Diffusion optical spectroscopy of cancerous and normal prostate tissues in time-resolved and frequency domain

Abstract

It is well-known that light transport can be well described using Maxwell’s electromagnetic theory. In biological tissue, the scattering particles cause the interaction of scattered waves from neighboring particles. Since such interaction cannot be ignored, multiple scattering occurs. The theoretical solution of multiple scattering is complicated. A suitable description is that the wavelike behavior of light is ignored and the transport of an individual photon is considered to be absorbed or scattered. This is known as the Radiative Transfer Equation (RTE) theory.

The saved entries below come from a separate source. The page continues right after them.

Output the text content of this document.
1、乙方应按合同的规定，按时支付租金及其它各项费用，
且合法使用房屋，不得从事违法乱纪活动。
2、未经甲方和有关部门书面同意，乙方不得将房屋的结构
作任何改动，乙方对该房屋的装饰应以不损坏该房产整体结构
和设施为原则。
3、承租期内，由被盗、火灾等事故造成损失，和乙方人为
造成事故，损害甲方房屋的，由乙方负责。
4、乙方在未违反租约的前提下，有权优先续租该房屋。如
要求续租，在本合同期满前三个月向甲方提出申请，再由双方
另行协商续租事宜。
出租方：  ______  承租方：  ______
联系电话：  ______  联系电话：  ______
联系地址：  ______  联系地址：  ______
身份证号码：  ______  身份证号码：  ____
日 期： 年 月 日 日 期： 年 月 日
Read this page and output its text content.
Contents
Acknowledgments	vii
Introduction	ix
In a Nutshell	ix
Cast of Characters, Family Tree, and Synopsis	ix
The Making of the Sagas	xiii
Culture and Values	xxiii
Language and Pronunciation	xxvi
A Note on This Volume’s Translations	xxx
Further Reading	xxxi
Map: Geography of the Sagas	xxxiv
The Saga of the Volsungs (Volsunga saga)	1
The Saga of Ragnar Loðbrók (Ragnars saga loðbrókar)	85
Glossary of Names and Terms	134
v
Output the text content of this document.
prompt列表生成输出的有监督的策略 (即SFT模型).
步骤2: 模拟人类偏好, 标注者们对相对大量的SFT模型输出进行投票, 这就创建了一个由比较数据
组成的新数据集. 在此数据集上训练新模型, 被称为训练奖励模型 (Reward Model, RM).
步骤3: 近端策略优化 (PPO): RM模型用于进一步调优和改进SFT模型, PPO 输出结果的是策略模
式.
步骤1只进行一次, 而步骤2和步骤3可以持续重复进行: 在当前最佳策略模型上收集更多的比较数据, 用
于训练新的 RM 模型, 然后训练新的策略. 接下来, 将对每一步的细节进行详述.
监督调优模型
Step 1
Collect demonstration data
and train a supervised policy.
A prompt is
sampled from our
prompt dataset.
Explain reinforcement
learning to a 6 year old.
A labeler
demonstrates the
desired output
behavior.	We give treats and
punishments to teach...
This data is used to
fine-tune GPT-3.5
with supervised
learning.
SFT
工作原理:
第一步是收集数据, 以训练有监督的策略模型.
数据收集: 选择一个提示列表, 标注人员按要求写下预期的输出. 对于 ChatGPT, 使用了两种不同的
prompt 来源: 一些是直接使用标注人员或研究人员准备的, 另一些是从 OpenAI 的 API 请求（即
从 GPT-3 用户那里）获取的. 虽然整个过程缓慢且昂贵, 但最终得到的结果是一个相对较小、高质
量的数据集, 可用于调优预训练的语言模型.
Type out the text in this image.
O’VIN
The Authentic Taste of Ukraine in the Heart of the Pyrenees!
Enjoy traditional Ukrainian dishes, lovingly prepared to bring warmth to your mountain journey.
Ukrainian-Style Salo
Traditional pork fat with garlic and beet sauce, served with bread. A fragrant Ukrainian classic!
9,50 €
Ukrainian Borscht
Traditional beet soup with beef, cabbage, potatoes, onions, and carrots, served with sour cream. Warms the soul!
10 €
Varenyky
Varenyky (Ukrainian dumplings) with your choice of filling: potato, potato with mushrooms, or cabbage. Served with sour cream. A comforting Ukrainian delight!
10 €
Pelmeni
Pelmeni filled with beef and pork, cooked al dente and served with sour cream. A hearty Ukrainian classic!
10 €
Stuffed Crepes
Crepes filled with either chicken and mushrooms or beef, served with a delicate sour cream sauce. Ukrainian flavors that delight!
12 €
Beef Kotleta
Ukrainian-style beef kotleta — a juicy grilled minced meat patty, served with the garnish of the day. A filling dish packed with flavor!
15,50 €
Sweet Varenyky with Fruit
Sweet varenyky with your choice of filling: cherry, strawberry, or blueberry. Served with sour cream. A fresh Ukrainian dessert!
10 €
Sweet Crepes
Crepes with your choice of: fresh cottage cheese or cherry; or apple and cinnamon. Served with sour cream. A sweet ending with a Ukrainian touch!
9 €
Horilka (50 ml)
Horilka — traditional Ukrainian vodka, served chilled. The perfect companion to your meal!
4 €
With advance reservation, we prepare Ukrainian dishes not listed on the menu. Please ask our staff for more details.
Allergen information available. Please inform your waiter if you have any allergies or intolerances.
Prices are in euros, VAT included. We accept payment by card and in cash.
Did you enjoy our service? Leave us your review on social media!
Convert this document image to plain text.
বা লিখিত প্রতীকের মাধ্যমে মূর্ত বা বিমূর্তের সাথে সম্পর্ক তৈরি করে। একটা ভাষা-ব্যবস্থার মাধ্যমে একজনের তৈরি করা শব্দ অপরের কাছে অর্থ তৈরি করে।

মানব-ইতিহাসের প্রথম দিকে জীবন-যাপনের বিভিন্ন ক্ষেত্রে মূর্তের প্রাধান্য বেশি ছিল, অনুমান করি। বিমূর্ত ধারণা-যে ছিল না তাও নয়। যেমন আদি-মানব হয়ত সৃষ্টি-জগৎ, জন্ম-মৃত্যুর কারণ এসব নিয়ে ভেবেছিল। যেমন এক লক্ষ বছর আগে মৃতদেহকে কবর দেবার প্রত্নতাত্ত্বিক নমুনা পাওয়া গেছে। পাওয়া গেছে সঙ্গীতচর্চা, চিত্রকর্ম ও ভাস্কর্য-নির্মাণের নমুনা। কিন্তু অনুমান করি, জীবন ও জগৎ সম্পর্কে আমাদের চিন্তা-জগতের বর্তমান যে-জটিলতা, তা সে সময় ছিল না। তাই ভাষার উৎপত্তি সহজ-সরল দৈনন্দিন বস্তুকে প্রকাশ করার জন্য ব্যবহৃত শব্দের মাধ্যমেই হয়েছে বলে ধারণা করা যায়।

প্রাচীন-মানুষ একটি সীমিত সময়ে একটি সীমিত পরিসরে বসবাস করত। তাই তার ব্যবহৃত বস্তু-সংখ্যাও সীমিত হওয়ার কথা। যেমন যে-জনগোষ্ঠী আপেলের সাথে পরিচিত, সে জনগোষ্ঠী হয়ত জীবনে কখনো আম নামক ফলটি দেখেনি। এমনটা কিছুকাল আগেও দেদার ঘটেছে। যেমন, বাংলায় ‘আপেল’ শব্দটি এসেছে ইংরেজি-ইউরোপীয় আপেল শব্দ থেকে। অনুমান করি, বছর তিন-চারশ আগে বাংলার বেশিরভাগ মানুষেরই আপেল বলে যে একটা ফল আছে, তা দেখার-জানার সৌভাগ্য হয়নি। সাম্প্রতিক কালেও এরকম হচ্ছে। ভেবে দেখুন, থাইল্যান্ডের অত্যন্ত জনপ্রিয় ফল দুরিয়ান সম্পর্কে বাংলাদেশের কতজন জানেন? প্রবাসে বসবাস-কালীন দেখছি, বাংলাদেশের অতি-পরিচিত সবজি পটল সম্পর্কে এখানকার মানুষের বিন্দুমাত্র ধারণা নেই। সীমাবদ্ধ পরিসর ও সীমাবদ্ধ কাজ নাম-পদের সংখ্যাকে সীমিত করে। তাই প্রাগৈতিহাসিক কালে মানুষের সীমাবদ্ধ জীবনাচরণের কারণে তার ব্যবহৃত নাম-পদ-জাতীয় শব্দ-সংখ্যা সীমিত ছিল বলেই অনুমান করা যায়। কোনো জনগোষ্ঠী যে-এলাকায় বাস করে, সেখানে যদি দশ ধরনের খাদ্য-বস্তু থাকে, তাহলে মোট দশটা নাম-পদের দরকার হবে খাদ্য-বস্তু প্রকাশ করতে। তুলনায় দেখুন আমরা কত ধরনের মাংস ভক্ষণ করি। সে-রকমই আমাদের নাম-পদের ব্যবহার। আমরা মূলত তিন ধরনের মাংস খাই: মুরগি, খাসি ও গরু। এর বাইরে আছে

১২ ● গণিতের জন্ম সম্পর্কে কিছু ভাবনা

Analytical solutions to the RTE that explicitly describes photon migration can be obtained by introducing some proper approximations. One of the most popular models used in the field of tissue optics is the Diffusion Approximation (DA). In this study, we report on the results of our initial study of optical properties of ex vivo normal and cancerous prostate tissues and how tissue parameters affect the near infrared light transporting in the two types of tissues. The time-resolved transport of light is simulated as an impulse isotropic point source of energy within a homogeneous unbounded medium with different absorption and scattering properties of cancerous and normal prostate tissues. Light source is also modulated sinusoidally to yield a varied fluence rate in frequency domain at a distant observation point within the cancerous and normal prostate tissues. Due to difference of the absorption and scattering coefficients between cancerous and normal tissues, the expansion of light pulse, intensity, phase are found to be different.